Our thanks to Yves de Montcheuil, Vice President of Marketing for Talend, for the guest post below:
According to Wikipedia, the impala is a medium-sized African antelope; its name comes from the Zulu language meaning “gazelle”. Like elephants, it is found in savannas, and this may be the link with Hadoop. Impala is also the name of Cloudera’s SQL-on-Apache Hadoop project, launched in beta at Strata last October and just released in version 1.0.
SQL-on-Hadoop – wait a minute… isn’t it what Apache Hive is for? Well, yes and no. HiveQL certainly brings a set of SQL-like commands to Hadoop data. The big issue with Hive: it’s very slow. More precisely, it’s not interactive. Queries take a long time to be “parsed” and distributed across the cluster. Response times can reach the minute, which is highly impractical for interactive use. It works fine for batch use (response times actually don’t vary much based on the dataset size), but when users want to mine Hadoop data, perform interactive queries or drill-downs, profile data, etc. – they end up spending lots of time glaring at their screen (or fetching more coffee than they should).
As use cases for Hadoop evolve past batch requirements, often for “mundane” tasks such ETL offload or online archiving, and enterprises discover the value of real-time data exploration, mining and analytics on big data, interactive performance becomes a must.
Since Impala is native to Hadoop, it provides access to the same data sets that have already been loaded.
A great example of data exploration is data profiling.

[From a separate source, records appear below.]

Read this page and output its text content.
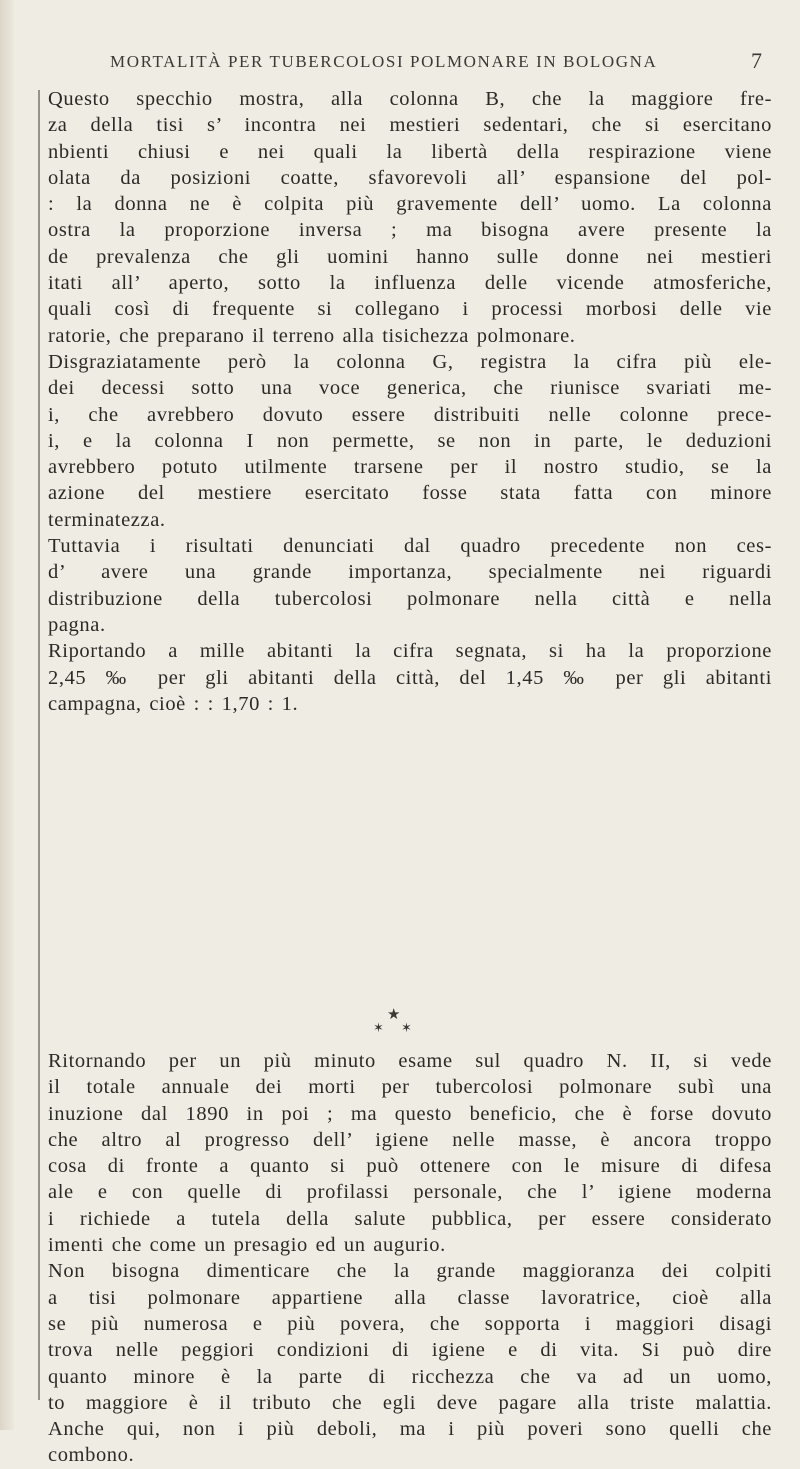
MORTALITÀ PER TUBERCOLOSI POLMONARE IN BOLOGNA	7
Questo specchio mostra, alla colonna B, che la maggiore fre-
za della tisi s’ incontra nei mestieri sedentari, che si esercitano
nbienti chiusi e nei quali la libertà della respirazione viene
olata da posizioni coatte, sfavorevoli all’ espansione del pol-
: la donna ne è colpita più gravemente dell’ uomo. La colonna
ostra la proporzione inversa ; ma bisogna avere presente la
de prevalenza che gli uomini hanno sulle donne nei mestieri
itati all’ aperto, sotto la influenza delle vicende atmosferiche,
quali così di frequente si collegano i processi morbosi delle vie
ratorie, che preparano il terreno alla tisichezza polmonare.
Disgraziatamente però la colonna G, registra la cifra più ele-
dei decessi sotto una voce generica, che riunisce svariati me-
i, che avrebbero dovuto essere distribuiti nelle colonne prece-
i, e la colonna I non permette, se non in parte, le deduzioni
avrebbero potuto utilmente trarsene per il nostro studio, se la
azione del mestiere esercitato fosse stata fatta con minore
terminatezza.
Tuttavia i risultati denunciati dal quadro precedente non ces-
d’ avere una grande importanza, specialmente nei riguardi
distribuzione della tubercolosi polmonare nella città e nella
pagna.
Riportando a mille abitanti la cifra segnata, si ha la proporzione
2,45 ‰ per gli abitanti della città, del 1,45 ‰ per gli abitanti
campagna, cioè : : 1,70 : 1.
★
✶ ✶
Ritornando per un più minuto esame sul quadro N. II, si vede
il totale annuale dei morti per tubercolosi polmonare subì una
inuzione dal 1890 in poi ; ma questo beneficio, che è forse dovuto
che altro al progresso dell’ igiene nelle masse, è ancora troppo
cosa di fronte a quanto si può ottenere con le misure di difesa
ale e con quelle di profilassi personale, che l’ igiene moderna
i richiede a tutela della salute pubblica, per essere considerato
imenti che come un presagio ed un augurio.
Non bisogna dimenticare che la grande maggioranza dei colpiti
a tisi polmonare appartiene alla classe lavoratrice, cioè alla
se più numerosa e più povera, che sopporta i maggiori disagi
trova nelle peggiori condizioni di igiene e di vita. Si può dire
quanto minore è la parte di ricchezza che va ad un uomo,
to maggiore è il tributo che egli deve pagare alla triste malattia.
Anche qui, non i più deboli, ma i più poveri sono quelli che
combono.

Since v5.2, Talend has been providing native data profiling on Hadoop. Based on Hive, profiling is performed “in place”, which means that data does not need to be extracted from Hadoop before being profiled. The issue here is the time it takes to instantiate the profiling job on MapReduce – not very practical for interactive profiling even though it works well for batch. Impala will provide the potential to speed up this process and make it more efficient. And since Impala is native to Hadoop, it provides access to the same data sets that have already been loaded – no need to replicate/duplicate the data.
Talend and Cloudera have been partners for a long time. We started to support Hadoop in its infancy, well before all the hype started – and that puts us in a unique situation to leverage new and upcoming technologies. Developments such as Impala are clearly providing value and we look forward to more exciting news from the broad Hadoop ecosystem!
PS: Am I jumping to conclusions as to why the Impala name was picked, with the reference to antelopes and elephants? Comments from engineers/product managers working on the project are welcome!